Jerry Harrison

Born in Milwaukee in 1949, Jerry Harrison grew up in an artistic family. His mother studied art and went on to teach at the Chicago Art Institute and the Layton School of Art, and his father was a musician and an executive at an advertising firm. At Shorewood High School, he studied music and played in rock bands. He went on to attend Harvard College where he graduated Magna Plus Cum Laude in Visual and Environmental Studies in 1972. While at Harvard, Mr. Harrison joined The Modern Lovers, a seminal band in the development of Punk Rock music. He later met David Byrne, Chris Frantz and Tina Weymouth, who invited him to join the Talking Heads in January 1977.

The Talking Heads' ten albums are considered among the most important oeuvres in rock and roll history. In addition to their first album Talking Heads '77, they include: More Songs About Buildings and Food; Fear of Music; Remain in Light; The Name of this Band is Talking Heads; Speaking in Tongues; Little Creatures; True Stories, Naked; and the album and film Stop Making Sense. The influence of the Talking Heads and their albums on music and musicians continues to this day. As a member of the Talking Heads, Mr. Harrison was inducted into the Rock and Roll Hall of Fame in 2002, won "Best Group Video" at the MTV Video Music Awards in 1987 and with engineer E.T. Thorngren, won five awards at the 2005 Surround Awards for the 5.1 remixes of the Talking Heads' albums. He also received a Grammy nomination for the album design of Fear of Music in 1980. He has three solo albums to his credit and has also been a successful music producer since 1981, among the more notable artists he has produced are: Violent Femmes; Bodeans; Crash Test Dummies; Live; Kenny Wayne Shepherd Band; No Doubt; and Foo Fighters.

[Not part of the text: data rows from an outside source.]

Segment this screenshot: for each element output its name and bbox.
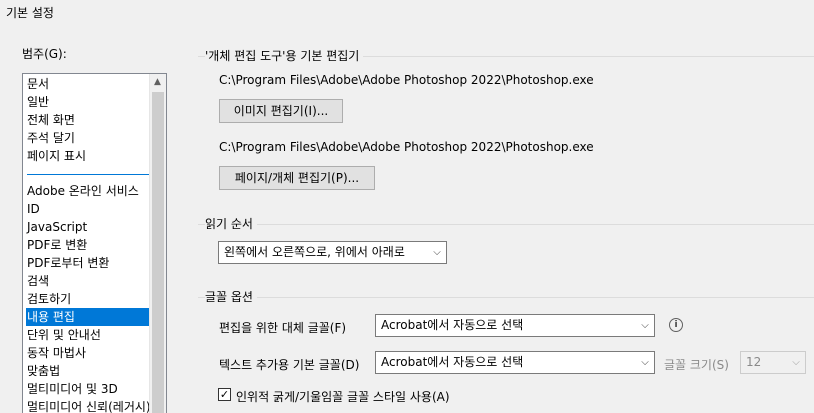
category-item[interactable]: JavaScript <box>26 218 164 236</box>
page-object-editor-button[interactable]: 페이지/개체 편집기(P)... <box>219 166 375 190</box>
category-item[interactable]: 멀티미디어 및 3D <box>26 380 164 398</box>
chevron-down-icon: ⌵ <box>433 247 441 258</box>
category-item[interactable]: 주석 달기 <box>26 129 164 147</box>
category-item[interactable]: 페이지 표시 <box>26 147 164 165</box>
font-size-select[interactable]: 12 ⌵ <box>740 351 806 374</box>
category-item[interactable]: Adobe 온라인 서비스 <box>26 182 164 200</box>
reading-group-title: 읽기 순서 <box>205 215 257 232</box>
editors-group-title: '개체 편집 도구'용 기본 편집기 <box>205 47 364 64</box>
category-item[interactable]: PDF로부터 변환 <box>26 254 164 272</box>
reading-order-value: 왼쪽에서 오른쪽으로, 위에서 아래로 <box>224 245 405 259</box>
image-editor-path: C:\Program Files\Adobe\Adobe Photoshop 2… <box>219 73 594 87</box>
category-item[interactable]: PDF로 변환 <box>26 236 164 254</box>
chevron-down-icon: ⌵ <box>641 357 649 368</box>
fallback-font-select[interactable]: Acrobat에서 자동으로 선택 ⌵ <box>375 314 655 337</box>
default-font-label: 텍스트 추가용 기본 글꼴(D) <box>219 358 360 372</box>
font-size-label: 글꼴 크기(S) <box>664 358 729 372</box>
reading-group-frame <box>198 224 814 225</box>
page-editor-path: C:\Program Files\Adobe\Adobe Photoshop 2… <box>219 140 594 154</box>
scroll-thumb[interactable] <box>152 92 164 413</box>
reading-order-select[interactable]: 왼쪽에서 오른쪽으로, 위에서 아래로 ⌵ <box>218 241 447 264</box>
faux-style-checkbox[interactable]: ✓ <box>218 388 231 401</box>
chevron-down-icon: ⌵ <box>792 357 800 368</box>
fallback-font-value: Acrobat에서 자동으로 선택 <box>381 318 524 332</box>
fallback-font-label: 편집을 위한 대체 글꼴(F) <box>219 321 347 335</box>
category-item[interactable]: 전체 화면 <box>26 111 164 129</box>
category-item[interactable]: 내용 편집 <box>26 308 164 326</box>
default-font-value: Acrobat에서 자동으로 선택 <box>381 355 524 369</box>
category-label: 범주(G): <box>22 47 67 61</box>
category-separator <box>27 174 160 175</box>
chevron-down-icon: ⌵ <box>641 320 649 331</box>
font-size-value: 12 <box>746 355 762 369</box>
scroll-up-arrow-icon[interactable]: ▲ <box>149 74 166 91</box>
category-item[interactable]: 문서 <box>26 75 164 93</box>
category-item[interactable]: 검토하기 <box>26 290 164 308</box>
category-item[interactable]: 동작 마법사 <box>26 344 164 362</box>
default-font-select[interactable]: Acrobat에서 자동으로 선택 ⌵ <box>375 351 655 374</box>
category-item[interactable]: 일반 <box>26 93 164 111</box>
font-group-title: 글꼴 옵션 <box>205 288 257 305</box>
category-item[interactable]: ID <box>26 200 164 218</box>
font-group-frame <box>198 297 814 298</box>
info-icon[interactable]: i <box>669 318 683 332</box>
category-item[interactable]: 맞춤법 <box>26 362 164 380</box>
window-title: 기본 설정 <box>6 6 54 20</box>
checkmark-icon: ✓ <box>219 388 230 401</box>
image-editor-button[interactable]: 이미지 편집기(I)... <box>219 99 343 123</box>
category-item[interactable]: 단위 및 안내선 <box>26 326 164 344</box>
category-list[interactable]: 문서 일반 전체 화면 주석 달기 페이지 표시 Adobe 온라인 서비스 ID JavaS… <box>22 73 167 413</box>
category-item[interactable]: 멀티미디어 신뢰(레거시) <box>26 398 164 413</box>
faux-style-label: 인위적 굵게/기울임꼴 글꼴 스타일 사용(A) <box>236 390 450 404</box>
category-item[interactable]: 검색 <box>26 272 164 290</box>
category-scrollbar[interactable]: ▲ <box>149 74 166 413</box>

He was a producer of the album and film: Take Me to the River, which chronicles the assassination of Dr. Martin Luther King and the rebirth of the Memphis music scene, which was the winner of the 2013 South By Southwest Festival "Audience Award" and the 2013 London Raindance Film Festival's "Feature Film of the Festival Award."

Over the course of his career, Mr. Harrison had the good fortune to be in the center of two defining moments in culture: popular music in the 1960s through the 1990s and the personal computer revolution, which began in the late 1970s. Building on his knowledge of computers from Harvard, he became involved in the burgeoning intersection between music, technology and social media after he and his family moved to San Francisco in 1994. In 1999, he co-founded Garageband, one of the inventors of crowdsourcing. It used a sophisticated rating system to generate popularity rankings for each artist, allowing music fans and record labels to discover new, independent artists. Renamed iLike, it became the predominant music app on Facebook and grew to 60 million users.

Mr. Harrison has served on the the Boards of the Independent Online Distribution Alliance, MicroUnity Systems Engineering, Carbon Gold, Inc. and Anthroterra, Inc., and was also a founding partner in the Venearth Group LLC, a venture capital group devoted to climate mitigation with a particular focus on sustainable agriculture and solar technologies. His latest technology venture is Ophirex, Inc., a company that has pioneered a new approach to the treatment of snakebites. In May 2015, he received an Honorary Doctor of Fine Arts from the Rhodes Island School of Design.